Setelah itu dilanjutkan pada Putra Sulung dari Raja/Sultan Deli X yaitu
Sulthan Osman Al Sani Perkasa Alam, Beliau mangkat pada tahun 1967,
dimakamkan di Jalan Mesjid Raya Komplek Mesjid Raya Al Mashun Medan.
Setelah itu dilanjutkan pada Putra Sulung dari Raja/Sultan Deli XI yaitu Sulthan
Azmi Perkasa Alam, Beliau mangkat pada tahun 1998, dimakamkan di Jalan
Mesjid Raya Komplek Mesjid Raya Al Mashun Medan. Setelah itu dilanjutkan
pada Putra Sulung dari Raja/Sultan Deli XII yaitu Sulthan Otteman Mahmud
Perkasa Alam, Beliau mangkat pada tahun 2005, dimakamkan di Jalan Mesjid
Raya Komplek Mesjid Raya Al Mashun Medan.

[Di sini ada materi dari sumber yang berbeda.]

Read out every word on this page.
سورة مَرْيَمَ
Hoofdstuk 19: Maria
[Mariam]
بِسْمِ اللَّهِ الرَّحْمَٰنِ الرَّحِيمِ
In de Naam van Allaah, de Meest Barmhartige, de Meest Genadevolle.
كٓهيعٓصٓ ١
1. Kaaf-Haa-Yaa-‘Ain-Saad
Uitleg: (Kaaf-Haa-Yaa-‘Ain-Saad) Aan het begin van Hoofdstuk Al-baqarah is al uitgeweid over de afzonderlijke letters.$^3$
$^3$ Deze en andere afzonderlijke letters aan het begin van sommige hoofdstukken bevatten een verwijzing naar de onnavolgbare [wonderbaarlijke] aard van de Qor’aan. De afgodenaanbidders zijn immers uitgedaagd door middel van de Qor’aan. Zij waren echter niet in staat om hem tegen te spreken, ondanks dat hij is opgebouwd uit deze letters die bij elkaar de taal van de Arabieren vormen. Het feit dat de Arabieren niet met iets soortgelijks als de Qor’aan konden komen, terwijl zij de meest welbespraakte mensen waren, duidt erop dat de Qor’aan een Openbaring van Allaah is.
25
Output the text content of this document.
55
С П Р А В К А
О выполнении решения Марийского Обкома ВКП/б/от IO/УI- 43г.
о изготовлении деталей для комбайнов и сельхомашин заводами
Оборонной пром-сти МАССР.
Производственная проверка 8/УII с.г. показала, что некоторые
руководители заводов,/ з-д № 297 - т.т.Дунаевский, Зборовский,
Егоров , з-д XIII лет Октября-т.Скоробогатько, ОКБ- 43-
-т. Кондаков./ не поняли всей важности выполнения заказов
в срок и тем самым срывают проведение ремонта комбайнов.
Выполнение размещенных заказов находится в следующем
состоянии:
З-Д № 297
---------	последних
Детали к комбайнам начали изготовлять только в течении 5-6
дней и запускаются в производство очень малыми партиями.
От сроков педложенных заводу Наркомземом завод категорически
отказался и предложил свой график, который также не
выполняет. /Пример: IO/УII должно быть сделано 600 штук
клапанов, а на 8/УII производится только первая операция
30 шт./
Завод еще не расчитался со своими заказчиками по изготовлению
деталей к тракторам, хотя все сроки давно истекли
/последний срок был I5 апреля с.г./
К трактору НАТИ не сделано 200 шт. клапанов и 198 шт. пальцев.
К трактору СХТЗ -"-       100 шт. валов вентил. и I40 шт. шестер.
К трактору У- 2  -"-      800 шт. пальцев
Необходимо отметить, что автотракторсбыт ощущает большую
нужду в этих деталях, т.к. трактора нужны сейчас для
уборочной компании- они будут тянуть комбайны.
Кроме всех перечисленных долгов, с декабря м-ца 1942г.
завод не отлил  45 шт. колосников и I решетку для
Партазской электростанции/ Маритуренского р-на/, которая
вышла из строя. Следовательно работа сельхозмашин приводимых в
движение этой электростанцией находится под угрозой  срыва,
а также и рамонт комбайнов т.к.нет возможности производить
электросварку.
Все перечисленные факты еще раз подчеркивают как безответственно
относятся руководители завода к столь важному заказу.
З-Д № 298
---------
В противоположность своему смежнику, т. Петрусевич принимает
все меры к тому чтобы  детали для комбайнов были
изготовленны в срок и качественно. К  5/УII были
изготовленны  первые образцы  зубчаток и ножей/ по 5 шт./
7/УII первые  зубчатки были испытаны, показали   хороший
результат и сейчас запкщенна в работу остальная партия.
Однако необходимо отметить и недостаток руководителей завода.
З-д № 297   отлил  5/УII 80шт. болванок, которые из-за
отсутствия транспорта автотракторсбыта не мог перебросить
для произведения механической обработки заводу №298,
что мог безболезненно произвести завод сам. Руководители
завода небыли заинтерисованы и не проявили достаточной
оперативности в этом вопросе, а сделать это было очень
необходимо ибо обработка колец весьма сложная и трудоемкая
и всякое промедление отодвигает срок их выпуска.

Setelah itu dilanjutkan pada Putra Sulung dari Raja/Sultan Deli XII yaitu
tahun 2005 sampai sekarang. Inilah turunan Raja-raja Deli sepanjang yang
diketahui sesudah Proklamasi 1945 Kesultanan Deli yang tidak pernah diakui oleh
Pemerintah RI dan tidak pula pernah secara hukum di hapuskan. (sumber : hasil
wawancara dengan Bapak T. Moharsyah Nazmi, pada 20 november 2013).
Pada tanggal 3 maret 1946 di daerah Sumatera Timur, terjadi sebuah
peristiwa yang dinamakan “revolusi sosial” (al: Sinar, t.th; Reid, 1987, said,
1973). Pada hari itu, terjadi pembantaian terhadap Sulthan dan
Bangsawan-bangsawan penguasa di daerah Sumatera Timur yang dilakukan oleh
pemuda-pemuda radikal yang berbeda di dalam tubuh gerakan Persatoean Perdjoeangan.
Tujuan gerakan itu adalah untuk menjatuhkan kekuasaan Sulthan-sulthan agar
terciptanya suatu pemerintahan rakyat (Reid, 1987: 366-367). Gerakan revolusi
sosial ini terjadi hamper di seluruh wilayah Sumatera yang dikuasai oleh Raja atau
Sultan, termasuk Aceh, Karo, Tapanuli, dan Riau. Sasaran utama adalah Sultan
atau Raja yang dianggap pro-Belanda, namun pada kenyataannya banyak
penyimpangan yang terjadi saat gerakan ini berlangsung.
Ketika tragedi tersebut berlangsung, Sultan Deli meminta pertolongan dari
pasukan Inggris yang saat itu menguasai kota Medan. Pasukan Inggris ini
kemudian bekerja sama dengan pasukan Istana sehingga Sultan Deli dan Istana
Maimon dapat diselamatkan. Namun, pemuda-pemuda tersebut berhasil
membakar seluruh kota Maksum termasuk Istana Putri Sultan Deli Kota Maksum.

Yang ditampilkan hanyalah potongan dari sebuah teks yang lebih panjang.